Neuere Probennahmen und Grabungen an den Mounds erlauben seit 2001 eine Überprüfung früherer Datierungen und dadurch weitgehend gesicherte Daten zur Erstellung der Anlage. Neben 14C-Daten liegen auch Thermolumineszenzdatierungen von in den Mounds gefundenen keramischen Objekten vor.[13] 2001 wurde punktuell eine geomagnetische Prospektion vorgenommen. Damit konnte nachgewiesen werden, dass Unterschiede in der Zusammensetzung der verbauten Erde, Ansammlungen von organischem Material als Siedlungsabfall und Kochgruben auch zerstörungsfrei von der Oberfläche gefunden werden können.[6] Seit 2002 liegt auch ein detailliertes digitales Geländemodell vom heutigen Zustand der Anlage vor.[6]

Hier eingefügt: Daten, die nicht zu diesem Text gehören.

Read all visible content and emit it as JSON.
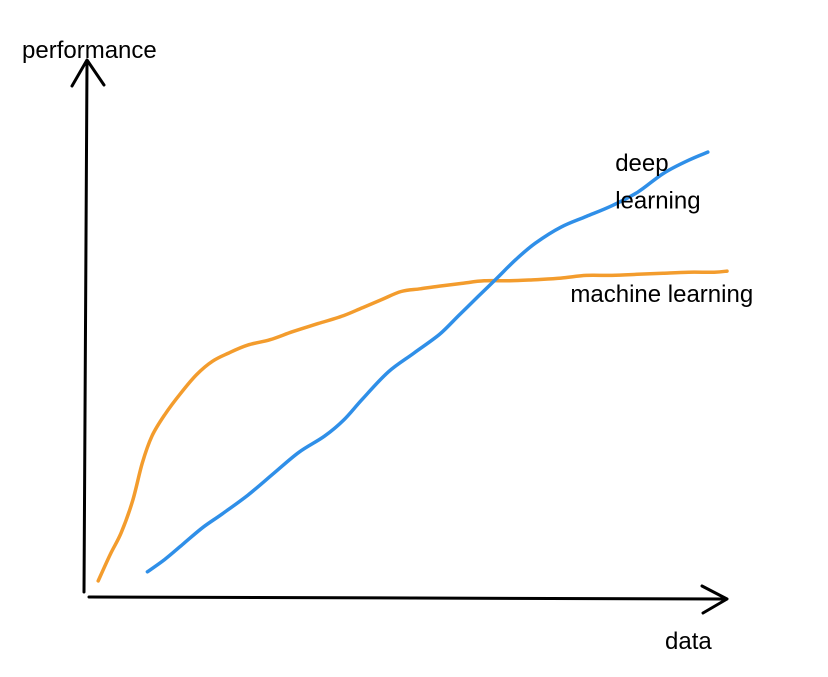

Die Anlage wurde 1962 auf Initiative der Archäologen als National Historic Landmark ausgewiesen.[50] Der Bundesstaat Louisiana kaufte das Gelände 1972 an und widmete es als State Historic Site. Die Anlage wird jährlich von etwa 15.000 Menschen besucht.[51] Auf der Freifläche im Zentrum der Ringe steht seit 1975 ein kleines Besucherzentrum mit Museum, von dem aus täglich mehrmals Führungen, auch mit einer Wegebahn angeboten werden. Ein etwa vier Kilometer langer Rundweg führt durch das Gelände, vorbei an den am besten erhaltenen Ringen und den großen Mounds.[1] Im Norden liegen jenseits eines kleinen Wasserlaufs Unterkünfte und Werkstätten für Archäologen des Poverty Point Station Archaeology Program der University of Louisiana at Monroe.
1988 schuf der Kongress die Voraussetzungen für eine Übernahme durch den Bund als National Monument.[52] Der Staat Louisiana hätte die Flächen jedoch kostenlos abgeben müssen, was von Louisiana abgelehnt wurde.[52] Das National Monument ist daher nur eine formale Hülle. Die Smithsonian Institution nahm die Anlage 2010 in ihren Forschungsverbund auf.[53] Das erleichtert dem State Historic Site den Zugang zum Verleih von Sammlungsgegenständen für Ausstellungen, zu Fortbildungsveranstaltungen und der Zusammenarbeit bei Forschungs- und Bildungsprogrammen.[54]
In den Jahren 2011/2012 wurden die Bäume auf den Mounds der Anlage gefällt. Ihre Wurzeln galten als Gefahr für die Erdwerke, weil sie bei Sturmschäden den Boden aufreißen könnten.[55] Die Erde zwischen den Wurzelstöcken wurde gesammelt und wird seitdem in den Wintermonaten auf Artefakte untersucht. Damit zeigen die Mounds wieder das Aussehen, das sie mutmaßlich zur Zeit der Nutzung hatten.
2008 wurde Poverty Point auf die Tentativliste für die Ausweisung als UNESCO-Welterbe aufgenommen,[3] im Januar 2013 wurde die formale Nominierung eingereicht.[56] Im Juni 2014 nahm das Welterbe-Komitee Poverty Point[57] in die Liste des UNESCO-Welterbes auf.[58] Nachdem keine neueren Datierungen für Motley Mound im Norden der Anlage vorliegen, wurde er vom Welterbe ausgenommen. Er soll ergänzt werden, wenn zuverlässige Daten vorliegen. Das International Council on Monuments and Sites hatte in seiner Evaluation von Poverty Point die kulturelle Bedeutung der Anlage als außerordentlich und auszeichnungswürdig eingestuft, äußerte jedoch Kritik am Schutz der Anlage und des Umfeldes. Es empfahl den Highway 577 aus dem Gebiet zu verlegen und einen gesetzlichen Schutz der landwirtschaftlichen Flächen rund um die Anlage vor Bebauung einzuführen. Außerdem sei zu überlegen, ob benachbarte Fundorte des Siedlungskerns in den Schutz einbezogen werden sollten.[59]